Quali sono gli strumenti utili all’archeologia? Rilevare le aree prima di scavare, cercare cripte, controllare gli interni di murature… Gli archeologi utilizzano diversi metodi geofisici: georadar, geoelettrica, magnetometria… quando usare uno, quando l’altro?
Il Georadar (GPR) funziona inviando un piccolo impulso di energia nel sottosuolo, o in un manufatto (muro, colonna, statua...). Ogni variazione nel materiale crea un riflesso dell’impulso, che viene raccolto e memorizzato.
Il georadar è la tecnologia geofisica più accurata e ad alta risoluzione. Funziona meglio in terreni sabbiosi, secchi, poco conduttivi. Individua vuoti, cavità, oggetti nascosti, determina le dimensioni dei target, e soprattutto la profondità alla quale si trovano.
Inoltre, non opera solo sul terreno, ma anche in edifici, strutture, dietro a pareti; con una capacità di andare molto in dettaglio (con le antenne ad alta frequenza) o molto in profondità (bassa frequenza). Il segnale penetra meno in profondità nei terreni argillosi, non passa il metallo.
Il Georesistivimetro viene usato per mappare la profondità dei suoli e delle rocce. Si tratta di posizionare degli elettrodi nel terreno (generalmente 24-48) e misurare la resistività del terreno sotto la linea di picchetti.
Questo strumento funziona bene nei terreni argillosi o conduttivi, ma richiede più tempo e non raggiunge la risoluzione del georadar.
Si possono raccogliere 80 o più profili georadar, nel tempo necessario per raccogliere 2-4 profili elettrici. La geolettrica permette però di indagare molto più in profondità rispetto a un georadar, dando anche delle informazioni sulla tipologia di materiale presente nel terreno.
I magnetometri sono sistemi con sensori passivi, misurano l’intensità del campo magnetico terrestre. Gli oggetti metallici o con una suscettività magnetica variano l’intensità del campo magnetico terrestre, e il magnetometro li individua indicandone la posizione. Sono adatti a fare le mappature estensive e veloci di un’area.
Gli archeologi li usano per ritrovare le attività o insediamenti umani che creano una anomalia magnetica rilevabile. Ad esempio, i vecchi forni, le cucine creano anomalie magnetiche più elevate, così come i mattoni e tutti materiali cotti ad alte temperature, i luoghi di stoccaggio e persino le vecchie trincee. I magnetometri fanno un buon lavoro nel trovare questi oggetti e forniscono informazioni indicative sulla profondità.
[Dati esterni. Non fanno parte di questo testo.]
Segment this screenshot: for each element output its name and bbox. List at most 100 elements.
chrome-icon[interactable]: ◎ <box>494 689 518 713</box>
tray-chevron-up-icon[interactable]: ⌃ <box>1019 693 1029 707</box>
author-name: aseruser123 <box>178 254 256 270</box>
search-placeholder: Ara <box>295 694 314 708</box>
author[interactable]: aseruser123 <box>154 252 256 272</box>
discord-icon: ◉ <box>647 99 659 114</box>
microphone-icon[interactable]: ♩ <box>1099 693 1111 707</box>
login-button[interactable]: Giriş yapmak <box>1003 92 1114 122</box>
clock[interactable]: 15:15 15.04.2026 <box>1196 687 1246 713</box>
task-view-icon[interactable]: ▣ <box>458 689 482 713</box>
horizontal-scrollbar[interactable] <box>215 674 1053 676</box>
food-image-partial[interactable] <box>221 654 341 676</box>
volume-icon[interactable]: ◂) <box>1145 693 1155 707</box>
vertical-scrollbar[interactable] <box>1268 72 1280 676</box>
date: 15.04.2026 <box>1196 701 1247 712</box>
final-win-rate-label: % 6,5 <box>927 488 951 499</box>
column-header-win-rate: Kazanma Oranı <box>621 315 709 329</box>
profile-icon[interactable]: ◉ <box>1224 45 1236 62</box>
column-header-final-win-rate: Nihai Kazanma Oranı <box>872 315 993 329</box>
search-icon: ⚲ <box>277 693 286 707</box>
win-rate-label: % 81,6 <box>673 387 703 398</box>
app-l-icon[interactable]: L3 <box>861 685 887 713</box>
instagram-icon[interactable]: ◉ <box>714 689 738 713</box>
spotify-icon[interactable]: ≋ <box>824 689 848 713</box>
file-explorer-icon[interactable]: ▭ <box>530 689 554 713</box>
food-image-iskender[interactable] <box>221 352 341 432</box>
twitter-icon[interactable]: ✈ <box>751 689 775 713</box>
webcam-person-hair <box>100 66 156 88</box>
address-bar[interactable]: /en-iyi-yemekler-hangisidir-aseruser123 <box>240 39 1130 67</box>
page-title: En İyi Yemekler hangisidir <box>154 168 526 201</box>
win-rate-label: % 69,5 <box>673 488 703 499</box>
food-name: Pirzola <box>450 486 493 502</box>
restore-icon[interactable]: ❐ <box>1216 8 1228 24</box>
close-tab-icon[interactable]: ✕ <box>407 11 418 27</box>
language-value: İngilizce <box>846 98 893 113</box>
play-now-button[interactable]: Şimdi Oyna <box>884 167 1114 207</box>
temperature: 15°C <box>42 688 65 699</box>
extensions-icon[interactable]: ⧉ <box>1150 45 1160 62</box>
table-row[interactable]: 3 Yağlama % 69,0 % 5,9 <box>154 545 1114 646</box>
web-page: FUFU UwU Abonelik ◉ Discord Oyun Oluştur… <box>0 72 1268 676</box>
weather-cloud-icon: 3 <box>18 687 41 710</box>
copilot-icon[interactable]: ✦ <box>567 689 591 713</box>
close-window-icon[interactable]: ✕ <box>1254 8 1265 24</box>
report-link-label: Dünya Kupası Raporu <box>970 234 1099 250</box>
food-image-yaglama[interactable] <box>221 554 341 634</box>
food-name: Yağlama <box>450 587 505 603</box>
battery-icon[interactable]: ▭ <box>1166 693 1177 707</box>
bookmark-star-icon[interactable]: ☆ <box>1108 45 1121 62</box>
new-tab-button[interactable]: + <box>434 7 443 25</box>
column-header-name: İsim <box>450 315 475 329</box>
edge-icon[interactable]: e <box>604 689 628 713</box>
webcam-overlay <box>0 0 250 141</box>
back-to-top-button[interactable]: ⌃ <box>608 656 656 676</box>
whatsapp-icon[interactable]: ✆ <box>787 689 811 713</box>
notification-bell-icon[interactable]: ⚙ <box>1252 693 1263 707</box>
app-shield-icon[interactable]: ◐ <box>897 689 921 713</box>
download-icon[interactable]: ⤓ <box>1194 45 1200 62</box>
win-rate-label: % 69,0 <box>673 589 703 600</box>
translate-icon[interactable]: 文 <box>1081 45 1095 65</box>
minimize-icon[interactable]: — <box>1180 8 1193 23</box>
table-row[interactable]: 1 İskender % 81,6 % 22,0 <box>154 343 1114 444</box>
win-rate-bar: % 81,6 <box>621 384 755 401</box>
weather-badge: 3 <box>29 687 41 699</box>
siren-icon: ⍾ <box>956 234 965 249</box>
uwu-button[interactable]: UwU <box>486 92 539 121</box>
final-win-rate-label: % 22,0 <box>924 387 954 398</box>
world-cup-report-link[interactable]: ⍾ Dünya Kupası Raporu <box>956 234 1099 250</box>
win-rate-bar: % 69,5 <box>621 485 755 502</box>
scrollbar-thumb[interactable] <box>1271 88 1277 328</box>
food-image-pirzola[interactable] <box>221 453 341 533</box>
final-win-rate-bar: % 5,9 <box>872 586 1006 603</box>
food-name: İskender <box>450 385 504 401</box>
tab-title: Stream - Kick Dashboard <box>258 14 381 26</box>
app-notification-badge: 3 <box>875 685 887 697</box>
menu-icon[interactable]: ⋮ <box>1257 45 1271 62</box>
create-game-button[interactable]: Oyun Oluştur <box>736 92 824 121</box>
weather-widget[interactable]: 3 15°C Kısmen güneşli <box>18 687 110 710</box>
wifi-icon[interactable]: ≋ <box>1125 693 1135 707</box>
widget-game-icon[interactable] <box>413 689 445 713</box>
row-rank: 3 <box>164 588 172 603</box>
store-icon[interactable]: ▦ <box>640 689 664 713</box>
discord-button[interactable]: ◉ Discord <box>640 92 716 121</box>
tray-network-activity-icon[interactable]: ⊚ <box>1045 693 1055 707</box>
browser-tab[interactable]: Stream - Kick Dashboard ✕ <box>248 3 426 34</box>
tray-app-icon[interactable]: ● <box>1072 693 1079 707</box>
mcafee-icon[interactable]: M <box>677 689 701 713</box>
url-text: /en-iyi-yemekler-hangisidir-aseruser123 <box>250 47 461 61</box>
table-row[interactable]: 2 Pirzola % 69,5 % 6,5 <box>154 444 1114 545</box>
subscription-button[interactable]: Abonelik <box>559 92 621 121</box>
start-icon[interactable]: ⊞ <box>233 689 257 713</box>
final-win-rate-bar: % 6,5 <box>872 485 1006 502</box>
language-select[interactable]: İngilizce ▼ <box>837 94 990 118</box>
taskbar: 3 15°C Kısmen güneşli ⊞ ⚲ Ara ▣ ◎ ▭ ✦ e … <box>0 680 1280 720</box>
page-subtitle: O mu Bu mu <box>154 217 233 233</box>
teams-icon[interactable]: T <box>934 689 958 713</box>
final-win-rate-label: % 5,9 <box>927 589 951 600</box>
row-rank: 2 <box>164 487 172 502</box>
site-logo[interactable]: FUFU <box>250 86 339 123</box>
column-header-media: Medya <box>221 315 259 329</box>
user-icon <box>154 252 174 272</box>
Gli elettromagnetometri caratterizzano il terreno sulla base della sua conducibilità elettrica e suscettività magnetica. Come i magnetometri hanno una grande rapidità di rilievo, che infatti chiamiamo ‘speditivo’. Esaminano simultaneamente le condizioni del suolo e individuano gli oggetti sotto la superficie, ma non forniscono buone informazioni sulla profondità. Come i magnetometri sono sensibili agli stessi target che creano variazioni magnetiche, sono più indicati per rilevare fluidi e materiali conduttivi come anche gli inquinanti.
Questi metodi sono spesso complementari, perché ognuno è il più adatto in diverse circostanze. Vengono utilizzati in combinazione per ottenere informazioni più dettagliate e circostanziate.
Si può utilizzare un rilievo speditivo per individuare le zone più interessanti, da approfondire poi con tecniche più precise.